Tuttavia, nella capitale messicana, la domanda della sua famiglia per la libertà vigilata negli Stati Uniti viene respinta. Anche un gruppo ambientalista con sede negli Stati Uniti lo ha indirizzato al programma per i rifugiati P-2, ma dopo aver presentato la domanda è stata “rinviata per un’ulteriore revisione”.
Senza alcun senso della sequenza temporale – e il suo finanziamento si sta esaurendo – Yassin ha detto di aver chiesto un appuntamento per immigrare negli Stati Uniti al confine con gli Stati Uniti utilizzando l’app CBP One. Dopo il colloquio di aprile, lui e la sua famiglia sono stati trattenuti per diversi giorni in un centro di detenzione affollato, e alla fine è stato fissato un appuntamento per comparire davanti al tribunale per l’immigrazione, dove intende presentare domanda di asilo.
“Nella mia vita, non ho mai fatto una sola cosa nel modo sbagliato – illegalmente. La sua famiglia di sei persone vive nel seminterrato di un ex compagno di classe da quando sono arrivati nella capitale degli Stati Uniti”, ha detto Yasin ad Al Jazeera da una casa a Washington, CC.
Non è in grado di lavorare legalmente prima della data del processo e ha affermato che gli è stata negata l’assistenza federale a causa del suo status. Tuttavia, spera in un futuro negli Stati Uniti, soprattutto per le sue due giovani figlie.
Ha detto ad Al Jazeera: “Ci sono quasi 40 milioni di persone in Afghanistan, e sotto i talebani, 20 milioni… Non hanno accesso ai loro diritti, donne e ragazze”. “I miei pensieri sono completamente opposti ai talebani”.
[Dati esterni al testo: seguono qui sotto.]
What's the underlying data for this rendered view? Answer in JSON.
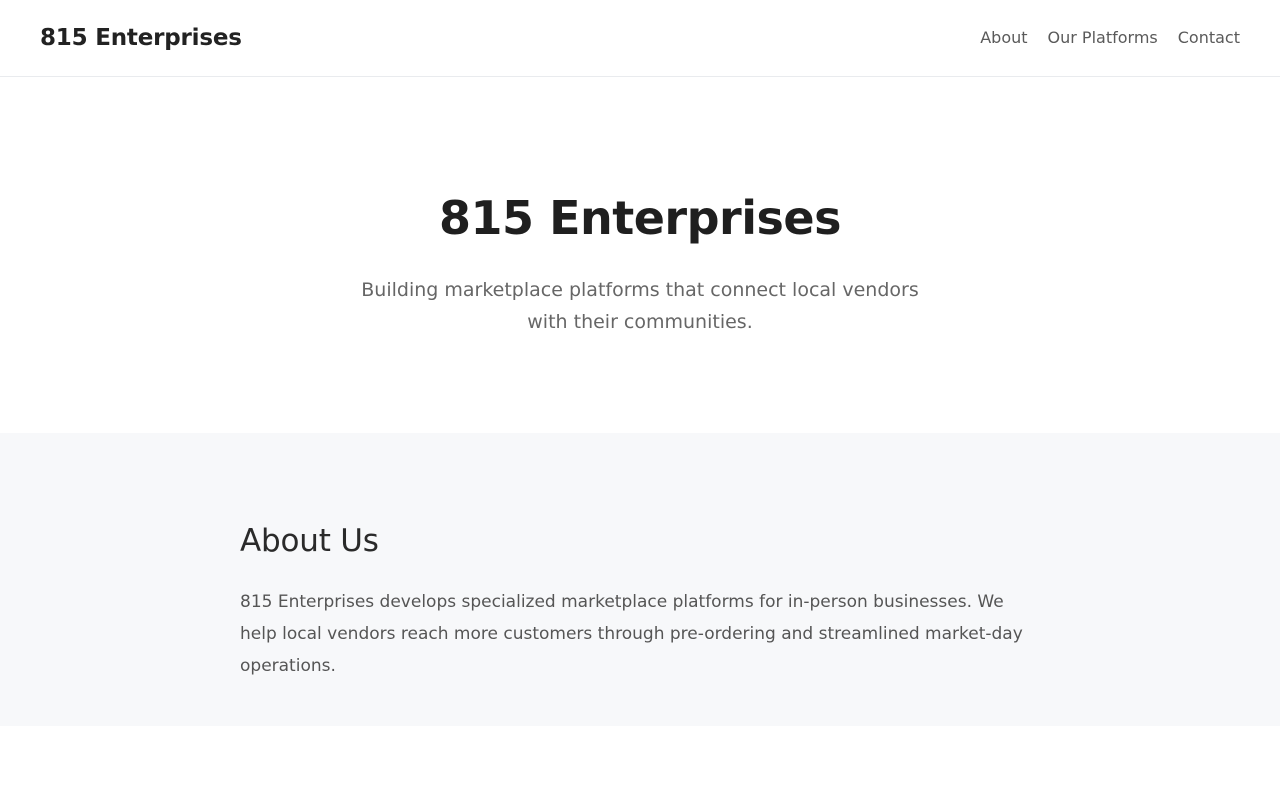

Questo è un sentimento condiviso dal 43enne Mohammed, un ex impiegato del governo afghano che è fuggito in Iran con la sua famiglia di cinque persone e successivamente si è recato in Brasile sulla scia della conquista dell’Afghanistan da parte del gruppo.
Mohamed e la sua famiglia hanno trascorso solo pochi mesi in Brasile, prima di intraprendere un viaggio di due mesi al confine meridionale degli Stati Uniti, finanziato con denaro preso in prestito da familiari e amici. Hanno viaggiato attraverso Perù, Ecuador, Colombia, Panama, Costa Rica, Nicaragua, Honduras, Guatemala e Messico.
“Abbiamo attraversato 10 paesi: alcuni in aereo, altri in autobus, altri in barca ea piedi nella giungla”, ha detto Mohammed, aggiungendo che lui e suo figlio di 14 anni si sono alternati nel portare la figlia di tre anni. sulle loro spalle quando non avevano altra scelta che camminare.
Muhammad, parlando ad Al Jazeera dal soggiorno dell’appartamento improvvisato in cui ora vive la famiglia, finanziato da un ente di beneficenza locale del Maryland, ha detto che era in procinto di presentare domanda di asilo. Ma nel frattempo, non può ancora lavorare legalmente negli Stati Uniti.
Ha detto di aver accumulato almeno $ 25.000 di debiti per il viaggio nel paese, e il suo unico reddito proviene dalla vendita online di tappeti fatti a mano dalla sua famiglia nel nord dell’Afghanistan.
“Ringraziamo Dio per aver fatto questo lungo e orribile viaggio”, ha detto Mohammed. Cercheremo di stabilire la nostra nuova vita qui e combatteremo e cercheremo di aiutare i nostri parenti lì. Dobbiamo essere come la voce del popolo afghano qui”.
Mentre parlava, sua moglie Soumaya si accovacciò accanto alla figlia, appoggiandosi a un puzzle che mostrava i paesi del mondo. “Ah,” disse, “conosciamo bene questa mappa.” “Tutti hanno tagliato le nostre vite.”